Californians have been dissatisfied with the state’s public schools for decades, but to quote a famous 20th century artist, “You ain’t seen nothing yet.”
In 1992, the legislature responded to public dismay at the quality of K-12 education by creating public charter schools that would have more independence, often without union contracts for teachers and teachers. staff.
Since then, powerful teachers’ unions have sought to erode competitive pressure from charters. They scored a victory in 2019, when newly elected Governor Gavin Newsom signed Assembly Bill 1505. The law made it more difficult to create new charter schools by giving local school districts more power to prevent competition; under AB 1505, school districts could prevent the opening of a new charter if its programs duplicated or if the tax impact âdrastically underminedâ existing schools in the neighborhood.
This has put failing schools in a position to block all competition. As if that weren’t enough, in June 2020, the legislature passed a pandemic response budget that based school funding on the previous year’s attendance, penalizing schools with growing enrollments. It hurt public charter schools that had attracted new students by offering virtual learning programs during the lockdown. Even with a legislative “fix”, Senate Bill 820 in October 2020, schools with increasing enrollment continued to be underfunded.
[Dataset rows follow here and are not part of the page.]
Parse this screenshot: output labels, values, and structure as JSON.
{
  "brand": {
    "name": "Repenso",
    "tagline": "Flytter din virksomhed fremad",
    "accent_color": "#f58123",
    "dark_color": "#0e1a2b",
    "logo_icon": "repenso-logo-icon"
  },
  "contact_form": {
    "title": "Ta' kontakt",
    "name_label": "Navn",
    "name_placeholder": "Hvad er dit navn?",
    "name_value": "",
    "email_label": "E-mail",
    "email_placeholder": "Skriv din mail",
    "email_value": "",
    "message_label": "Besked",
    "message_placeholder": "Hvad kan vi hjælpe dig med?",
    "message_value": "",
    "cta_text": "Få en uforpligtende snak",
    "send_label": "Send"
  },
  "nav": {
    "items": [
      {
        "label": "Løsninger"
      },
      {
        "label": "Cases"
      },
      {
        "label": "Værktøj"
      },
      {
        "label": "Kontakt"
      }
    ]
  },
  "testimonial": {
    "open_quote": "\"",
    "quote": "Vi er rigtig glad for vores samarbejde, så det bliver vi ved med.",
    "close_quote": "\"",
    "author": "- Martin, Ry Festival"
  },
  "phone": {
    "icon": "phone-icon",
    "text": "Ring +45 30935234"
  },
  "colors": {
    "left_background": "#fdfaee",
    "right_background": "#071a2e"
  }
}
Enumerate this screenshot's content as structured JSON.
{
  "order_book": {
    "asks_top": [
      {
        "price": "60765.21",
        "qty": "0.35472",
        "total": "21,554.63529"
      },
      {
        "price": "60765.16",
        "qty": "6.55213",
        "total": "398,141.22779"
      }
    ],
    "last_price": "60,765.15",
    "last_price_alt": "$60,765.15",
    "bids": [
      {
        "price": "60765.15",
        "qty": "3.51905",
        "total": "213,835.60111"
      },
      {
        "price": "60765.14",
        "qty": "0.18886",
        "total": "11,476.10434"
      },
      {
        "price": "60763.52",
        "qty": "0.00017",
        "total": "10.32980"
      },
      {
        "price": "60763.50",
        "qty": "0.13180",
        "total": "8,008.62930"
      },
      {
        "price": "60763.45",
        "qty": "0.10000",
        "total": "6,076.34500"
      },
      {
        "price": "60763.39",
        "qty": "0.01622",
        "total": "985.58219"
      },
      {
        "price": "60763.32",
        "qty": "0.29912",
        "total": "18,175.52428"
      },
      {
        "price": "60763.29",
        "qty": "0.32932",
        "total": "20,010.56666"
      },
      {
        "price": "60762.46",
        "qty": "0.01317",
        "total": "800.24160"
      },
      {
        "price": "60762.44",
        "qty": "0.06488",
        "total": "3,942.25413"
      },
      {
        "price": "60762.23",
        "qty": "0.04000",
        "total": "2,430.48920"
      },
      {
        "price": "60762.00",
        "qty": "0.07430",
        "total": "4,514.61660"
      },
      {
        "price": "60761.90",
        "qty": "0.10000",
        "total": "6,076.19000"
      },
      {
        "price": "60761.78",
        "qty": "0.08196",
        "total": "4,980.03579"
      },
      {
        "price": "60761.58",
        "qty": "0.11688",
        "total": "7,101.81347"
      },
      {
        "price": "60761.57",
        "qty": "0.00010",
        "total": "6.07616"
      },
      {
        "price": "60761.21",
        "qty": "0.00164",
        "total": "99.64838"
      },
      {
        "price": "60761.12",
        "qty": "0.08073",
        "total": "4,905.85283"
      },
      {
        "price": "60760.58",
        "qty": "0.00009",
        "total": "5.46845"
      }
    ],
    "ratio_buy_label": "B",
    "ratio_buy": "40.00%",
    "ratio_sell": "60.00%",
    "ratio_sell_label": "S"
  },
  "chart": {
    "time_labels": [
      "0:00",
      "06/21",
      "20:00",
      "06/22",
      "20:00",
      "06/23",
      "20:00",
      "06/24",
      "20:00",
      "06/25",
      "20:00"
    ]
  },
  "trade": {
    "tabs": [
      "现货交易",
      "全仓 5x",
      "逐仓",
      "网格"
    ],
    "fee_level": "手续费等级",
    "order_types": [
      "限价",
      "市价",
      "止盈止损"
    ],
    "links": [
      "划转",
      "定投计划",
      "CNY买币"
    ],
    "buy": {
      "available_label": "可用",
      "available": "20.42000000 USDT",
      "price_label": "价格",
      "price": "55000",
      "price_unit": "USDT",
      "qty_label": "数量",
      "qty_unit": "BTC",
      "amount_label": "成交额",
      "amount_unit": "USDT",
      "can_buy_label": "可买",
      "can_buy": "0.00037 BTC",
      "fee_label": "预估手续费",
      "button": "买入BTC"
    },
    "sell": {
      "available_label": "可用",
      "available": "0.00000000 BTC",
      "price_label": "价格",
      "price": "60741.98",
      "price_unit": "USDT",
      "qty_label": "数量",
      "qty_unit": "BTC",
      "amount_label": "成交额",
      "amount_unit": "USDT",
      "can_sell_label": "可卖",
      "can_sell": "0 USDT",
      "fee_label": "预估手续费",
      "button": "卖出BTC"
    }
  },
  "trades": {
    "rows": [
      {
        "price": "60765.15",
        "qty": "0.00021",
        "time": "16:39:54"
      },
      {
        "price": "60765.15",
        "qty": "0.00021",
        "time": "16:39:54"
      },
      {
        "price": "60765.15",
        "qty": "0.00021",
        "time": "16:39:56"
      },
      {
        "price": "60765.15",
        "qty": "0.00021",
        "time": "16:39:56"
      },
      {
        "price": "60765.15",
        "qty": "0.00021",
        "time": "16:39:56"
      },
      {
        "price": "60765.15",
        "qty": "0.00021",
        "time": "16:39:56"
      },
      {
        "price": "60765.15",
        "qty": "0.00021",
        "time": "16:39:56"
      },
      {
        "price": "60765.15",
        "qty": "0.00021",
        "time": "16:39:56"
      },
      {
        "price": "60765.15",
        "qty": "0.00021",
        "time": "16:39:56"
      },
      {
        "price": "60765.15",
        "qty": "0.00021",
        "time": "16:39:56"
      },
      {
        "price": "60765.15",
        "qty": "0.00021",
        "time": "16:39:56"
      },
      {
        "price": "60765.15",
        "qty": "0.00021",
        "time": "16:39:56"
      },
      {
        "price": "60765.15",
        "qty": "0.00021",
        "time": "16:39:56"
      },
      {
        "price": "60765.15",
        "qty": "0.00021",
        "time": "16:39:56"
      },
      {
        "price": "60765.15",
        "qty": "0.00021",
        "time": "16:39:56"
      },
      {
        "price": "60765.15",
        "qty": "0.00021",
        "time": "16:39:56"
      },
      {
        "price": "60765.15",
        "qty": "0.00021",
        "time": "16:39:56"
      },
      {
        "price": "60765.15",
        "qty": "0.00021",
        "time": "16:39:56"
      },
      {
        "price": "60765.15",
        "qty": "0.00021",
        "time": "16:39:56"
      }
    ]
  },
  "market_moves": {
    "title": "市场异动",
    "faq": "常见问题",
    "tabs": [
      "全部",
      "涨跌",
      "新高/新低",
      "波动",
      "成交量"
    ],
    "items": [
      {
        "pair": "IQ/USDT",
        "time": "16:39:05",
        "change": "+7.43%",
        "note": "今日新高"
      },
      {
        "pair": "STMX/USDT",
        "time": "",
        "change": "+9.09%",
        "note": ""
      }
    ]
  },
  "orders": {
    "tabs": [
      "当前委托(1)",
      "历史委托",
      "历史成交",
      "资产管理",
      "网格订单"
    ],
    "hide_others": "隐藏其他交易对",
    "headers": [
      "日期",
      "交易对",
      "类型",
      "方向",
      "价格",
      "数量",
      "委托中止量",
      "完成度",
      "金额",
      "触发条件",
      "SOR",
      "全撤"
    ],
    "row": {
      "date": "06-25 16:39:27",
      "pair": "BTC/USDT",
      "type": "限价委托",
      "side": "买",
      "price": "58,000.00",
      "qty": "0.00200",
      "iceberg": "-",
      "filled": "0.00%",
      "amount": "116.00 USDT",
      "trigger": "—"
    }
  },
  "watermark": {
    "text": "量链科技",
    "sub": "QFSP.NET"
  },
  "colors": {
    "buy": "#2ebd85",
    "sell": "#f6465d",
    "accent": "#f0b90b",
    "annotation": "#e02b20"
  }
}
Legislative harassment of charter schools continued this year with Assembly Bill 1316, backed by the California Teachers Association, which the CTA said would improve “auditing and accounting systems” and âOversightâ, restructure a âflawed funding determination processâ and close âloopholesâ. In student attendance. The bill was sent on the inactive file in June by its author, Assembly Education Committee chairman Patrick O’Donnell, D-Long Beach, but could return in 2022.
Under state law, funding for schools is supposed to follow the student, but Newsom and state lawmakers have consistently tried to limit the options available to these students.
Now a backlash is taking shape. Two voting initiatives have been filed with the attorney general’s office that would require the state to fund education savings accounts each year for students whose parent or guardian requests them. The state would be required to calculate the education expenditure per student for the school year and deposit that amount into an account for the benefit of the student, with the money going by parents to the school of their choice. The state would be prohibited from raising taxes to do so.
Another proposed initiative seeks to amend California’s constitution to require the state to provide “high quality” public education to all students; currently only âfree public educationâ is guaranteed. Like the school choice initiatives, this measure would prohibit new taxes. Supporters say goal is to ‘finally empower parents in public schools to sit down at the table’ to challenge policies that trap students in failing schools, embezzle funds and prevent justified dismissal of teachers problematic.
Another evidence of backlash against the status quo in Sacramento can be seen in another initiative that could affect schools. Silicon Valley venture capitalist Tim Draper is a proponent of a measure that would end collective bargaining for government employees in California, effectively abolishing powerful public sector employee unions.
California parents may be writing a new chapter in the state’s education manual.